# Craftsman 12-36 Mods



## bill stupak (Mar 23, 2016)

I’d like to share some of the mods I’ve made to my Craftsman 12x36.


First is an electric lead screw. There are many examples of this online, Mr Pete 222 has one on YouTube specifically for the Craftsman/Atlas, but the design I copied was from Evan Williams  http://ixian.ca/gallery/pwm/pwm.htm  The motor I used is an automotive wiper motor that is controlled by a PWM to give me a nice wide range of feeds, the PWM also has a forward, stop, reverse switch. There are several benefits in using an electric lead screw; first, on the Craftsman lathe it gives a much finer feed rate than is available with standard gearing (less than .0005” vs. .004”). Second, it saves some wear on the drive train, when in use the reverse tumbler is in neutral and the gear selectors are disengaged, the main QCGB shaft is turning, but none of the gears are meshing.  Next, several possibilities open up, for instance while facing a large diameter with the power cross feed you can easily maintain your SFM feed by incrementally speeding up the feed while the diameter decreases. Another one I use is when I want to take a final spring cut I can stop, reverse and slow down the feed to get a nice finish. Last, as an added bonus it’s much quieter with out the drive train engaged. Overall it’s a very worthwhile project.


The tool post was inspired by and copied from Mike at http://mikesworkshop.weebly.com/

It’s a very simple Norman style tool post and works a treat. Mikes use of a wedge in an expanding post is inspired and makes using it very simple and a joy to use. Although one drawback is the lack of indexing, this for now hasn’t been an issue.


Bill


----------



## David VanNorman (Mar 23, 2016)

I have a SB 9C I use a dc gear motor to run the lead screw . I did not have gears and that gave me a way to feed. I made the drive from a lamp dimer and a rectifier. It is mostlikely not something the pro's would use but it works for me.


----------



## gwarner (Mar 31, 2016)

I want to thank you for this post. I have been watching for a DIY tool holder for a long time and this is truly the best design I have seen.
I made one after seeing this  and it could not be easier. While I have used it very little it certainly seems like it is going to work for me.
I have the Chinese Aloris style tool posts and while I like them, I tired of having to loosen the handle to release the wedges.
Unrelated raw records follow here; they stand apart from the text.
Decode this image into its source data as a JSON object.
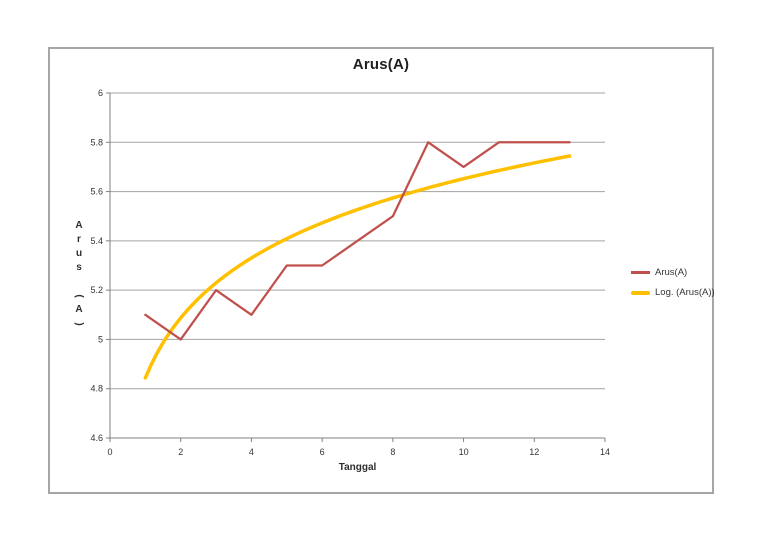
{
  "chart_data": {
    "type": "line",
    "title": "Arus(A)",
    "xlabel": "Tanggal",
    "ylabel": "Arus (A)",
    "xlim": [
      0,
      14
    ],
    "ylim": [
      4.6,
      6
    ],
    "x_tick_values": [
      0,
      2,
      4,
      6,
      8,
      10,
      12,
      14
    ],
    "x_tick_labels": [
      "0",
      "2",
      "4",
      "6",
      "8",
      "10",
      "12",
      "14"
    ],
    "y_tick_values": [
      6,
      5.8,
      5.6,
      5.4,
      5.2,
      5,
      4.8,
      4.6
    ],
    "y_tick_labels": [
      "6",
      "5.8",
      "5.6",
      "5.4",
      "5.2",
      "5",
      "4.8",
      "4.6"
    ],
    "grid": "horizontal-gridlines-on",
    "legend_position": "right",
    "x": [
      1,
      2,
      3,
      4,
      5,
      6,
      7,
      8,
      9,
      10,
      11,
      12,
      13
    ],
    "series": [
      {
        "name": "Arus(A)",
        "color": "#C0504D",
        "values": [
          5.1,
          5.0,
          5.2,
          5.1,
          5.3,
          5.3,
          5.4,
          5.5,
          5.8,
          5.7,
          5.8,
          5.8,
          5.8
        ]
      }
    ],
    "trendline": {
      "name": "Log. (Arus(A))",
      "type": "logarithmic",
      "color": "#FFC000",
      "intercept_a": 4.844,
      "coefficient_b": 0.351,
      "x_range": [
        1,
        13
      ],
      "y_start": 4.84,
      "y_end": 5.74
    }
  },
  "colors": {
    "series_red": "#C0504D",
    "trendline_yellow": "#FFC000",
    "gridline": "#a3a3a3",
    "axis_line": "#808080",
    "tick_text": "#333333",
    "chart_border": "#a6a6a6",
    "background": "#FFFFFF"
  }
}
Install the holder then loosen the nut on the post to adjust the angle I wanted.  With this I loosen the nut turn it to the  bit I want set the angle and done. 
I realize it is not your design but you provided the link.


----------



## bill stupak (Mar 31, 2016)

Thanks,  I agree it is the best design I've seen that suits my needs and if you see this Mike, thanks again for your web site.

Bill


----------